Willinger Bike-Festival: Schwerverletzte beim Downhill-Rennen

Willingen. Tempo, Action und spektakuläre Sprünge – das gab’s wieder bei den Downhill-Wettbewerben des Willinger Bike-Festivals zu sehen.

Doch das Spektakel hat auch seinen Preis, denn schwere Stürze gehören bei dieser Sportart dazu. Leider auch in Willingen: Am Samstag verletzten sich bei der Qualifikation vier Biker auf dem Parcours am Ettelsberg schwer.

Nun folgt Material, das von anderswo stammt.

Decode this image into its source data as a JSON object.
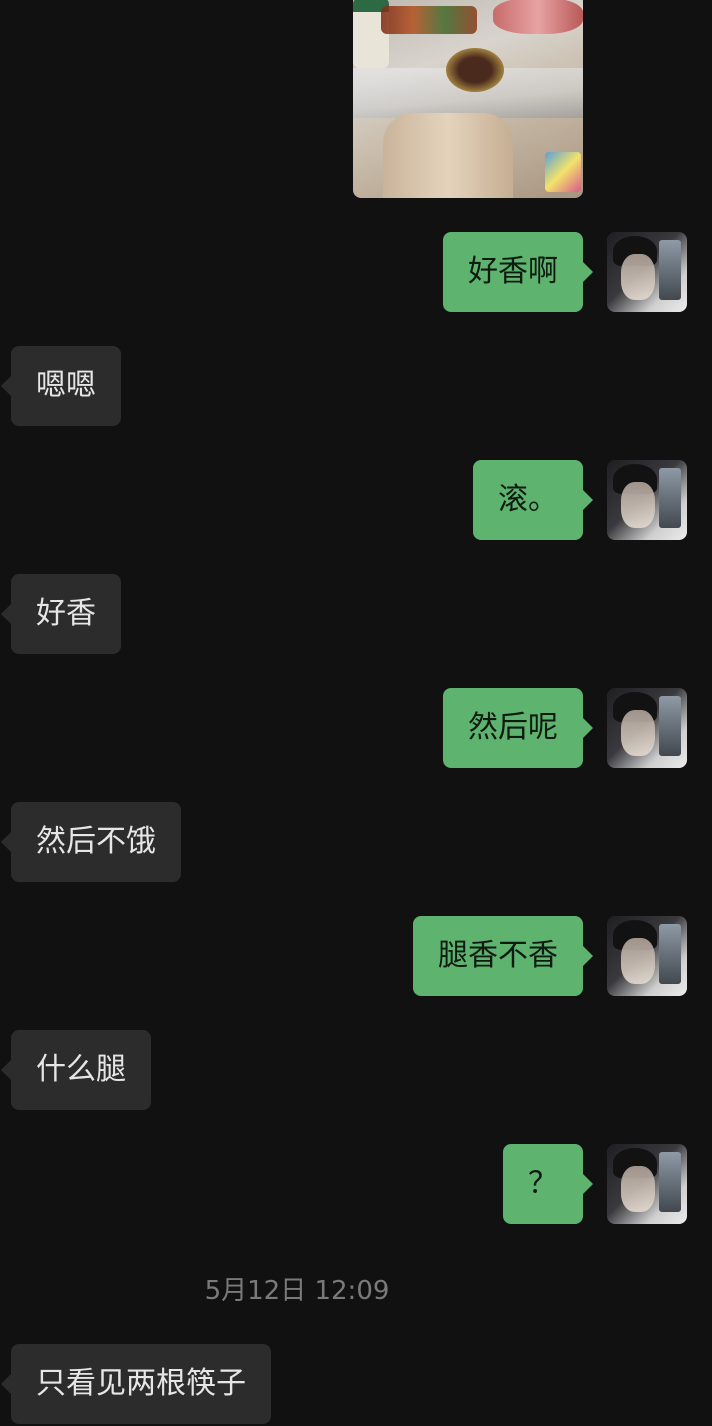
{
  "messages": [
    {
      "side": "me",
      "text": "好香啊"
    },
    {
      "side": "them",
      "text": "嗯嗯"
    },
    {
      "side": "me",
      "text": "滚。"
    },
    {
      "side": "them",
      "text": "好香"
    },
    {
      "side": "me",
      "text": "然后呢"
    },
    {
      "side": "them",
      "text": "然后不饿"
    },
    {
      "side": "me",
      "text": "腿香不香"
    },
    {
      "side": "them",
      "text": "什么腿"
    },
    {
      "side": "me",
      "text": "？"
    },
    {
      "side": "them",
      "text": "只看见两根筷子"
    }
  ],
  "timestamp": "5月12日 12:09",
  "colors": {
    "background": "#111111",
    "my_bubble": "#5eb36f",
    "their_bubble": "#2c2c2c",
    "timestamp": "#7a7a7a"
  }
}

Gegen Ende der Qualifikation setzte plötzlich Wind ein und dann passierte es: Vier Biker stürzten innerhalb von nur zehn Minuten, jeweils beim letzten Sprung kurz vor dem Ziel. Für drei musste nach der Erstversorgung ein Rettungshubschrauber angefordert werden, der vierte wurde per Rettungswagen ins Krankenhaus gebracht.

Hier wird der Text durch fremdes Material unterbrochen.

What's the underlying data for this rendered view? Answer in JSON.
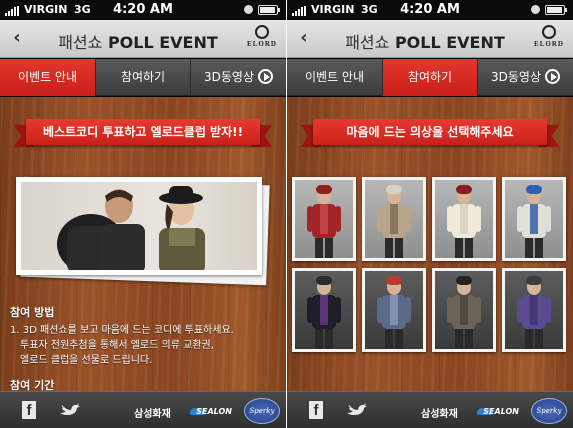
{
  "status": {
    "carrier": "VIRGIN",
    "network": "3G",
    "time": "4:20 AM"
  },
  "header": {
    "title_prefix": "패션쇼",
    "title_main": "POLL EVENT",
    "logo_text": "ELORD",
    "back_symbol": "‹"
  },
  "tabs": [
    "이벤트 안내",
    "참여하기",
    "3D동영상"
  ],
  "screens": [
    {
      "active_tab": 0,
      "banner": "베스트코디 투표하고 엘로드클럽 받자!!",
      "howto": {
        "heading": "참여 방법",
        "lines": [
          "1. 3D 패션쇼를 보고 마음에 드는 코디에 투표하세요.",
          "투표자 전원추첨을 통해서 엘로드 의류 교환권,",
          "엘로드 클럽을 선물로 드립니다."
        ]
      },
      "period_heading": "참여 기간"
    },
    {
      "active_tab": 1,
      "banner": "마음에 드는 의상을 선택해주세요",
      "outfits": [
        {
          "label": "outfit-1",
          "hat": "#8b1f1f",
          "top": "#a32525",
          "accent": "#c94a4a"
        },
        {
          "label": "outfit-2",
          "hat": "#d8d2c4",
          "top": "#b8a58a",
          "accent": "#7a6a55"
        },
        {
          "label": "outfit-3",
          "hat": "#8a1d24",
          "top": "#efe9dc",
          "accent": "#d8cfbd"
        },
        {
          "label": "outfit-4",
          "hat": "#2d5fb0",
          "top": "#dfe0d7",
          "accent": "#2a56a0"
        },
        {
          "label": "outfit-5",
          "hat": "#2b2b2b",
          "top": "#1e1e2a",
          "accent": "#6a3a8a"
        },
        {
          "label": "outfit-6",
          "hat": "#b83a2c",
          "top": "#5a6a88",
          "accent": "#8a9ab8"
        },
        {
          "label": "outfit-7",
          "hat": "#222",
          "top": "#6d6458",
          "accent": "#4a4138"
        },
        {
          "label": "outfit-8",
          "hat": "#3c3c3c",
          "top": "#5a4a90",
          "accent": "#3e3470"
        }
      ]
    }
  ],
  "footer": {
    "facebook": "f",
    "samsung": "삼성화재",
    "sealon": "SEALON",
    "badge": "Sperky"
  },
  "colors": {
    "active_tab": "#d92b22",
    "ribbon": "#d42a22",
    "wood": "#8f4a22"
  }
}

„Bei zwei Patienten war es gleich eindeutig, dass sie mit dem Hubschrauber weggeflogen werden müssen. Bei Kopfverletzungen und Halswirbelschäden kommt es auf einen schnellen und schonenden Transport an“, sagte Shahin Cyrus, einer von sechs Notärzten, die am Samstag in Willingen im Einsatz waren – neben weiterem Rettungspersonal und der Bergwacht. „Außer diesen Stürzen ist auch nicht viel passiert. Im Vergleich zu den vergangenen Jahren war es recht ruhig.“ Grund dafür sei unter anderem das trockene Wetter gewesen. „Die Strecken waren nicht so glatt, weil es ja sonst immer geregnet hatte. Da haben wir wirklich Glück gehabt.“

Freute sich über ihren Sieg: Pia Klopfleisch aus Willingen.

Schon seit zehn Jahren ist der Korbacher beim Bike-Festival dabei. „Damals habe ich mit der Zeltversorgung angefangen.“ Mittlerweile fährt er gemeinsam mit einem Kollegen im Notarztwagen – vormittags wird der Marathon begleitet, am Nachmittag geht’s dann zum Downhill. „Die Downhiller wissen genau, worauf sie sich einlassen“, ist für Shahin der Sport alles andere als ungefährlich.

In diesem Jahr lag es am Wind, von dem die Biker bei den Sprüngen auf dem Kurs erfasst wurden. Der Veranstalter handelte angesichts der vielen Verletzungen in kurzer Zeit schnell: Die Qualifikation wurde unterbrochen, der letzte Sprung vorsorglich herausgenommen. „Die haben dort sehr gut reagiert“, lobte der Arzt und fügte hinzu: „Die drei Hubschrauber innerhalb von zehn Minuten waren auch für mich eine Premiere. Die Unfälle sind so geballt passiert, das war Schicksal.“

Unter den Startern war auch Pia Klopfleisch. Die gebürtige Willingerin hatte auf der Strecke am Ettelsberg ein Heimspiel, kennt dort jeden Sprung ganz genau. „Wir wissen, was wir da tun. Der Wind war aber am Samstag sehr übel, da habe ich auch mehr gebremst als sonst“, sagte die 20-Jährige, die weiß: „Manche packt aber einfach das Fieber, wenn sie gestartet sind. Die stellen dann den Kopf aus und gehen volles Risiko ein. Ich fahre lieber auf Nummer sicher.“ Und genau auf diese Weise sicherte sie sich am Sonntag sogar den Sieg der Hobbyklasse. Ihre Zeit: 2:32,4 Minuten. „Ich bin sehr zufrieden, es hat bestens geklappt“, sagte die Willingerin und ergänzte: „Besser als ich erwartet habe.“

Besser als erwartet lief es auch für Peter Hermann. Der Magdeburger sicherte sich am Samstag nach 4:46,45 Stunden den Sieg über die 122 Kilometer beim Mountainbike-Marathon. „Mein bisher größter Erfolg“, sagte der 26-Jährige. Zweiter wurde Tim Böhme (Frankfurt, 4:51,24) und auf Rang drei landete Karl Platt (Osthofen, 4:56,32). Bei den Frauen gewann die Mosbacherin Katrin Schwing (5:56,02).

Knapp 30.000 Besucher waren zum 18. Bike-Festival ins Upland gekommen – eine Zahl, mit der die Veranstalter sehr zufrieden waren.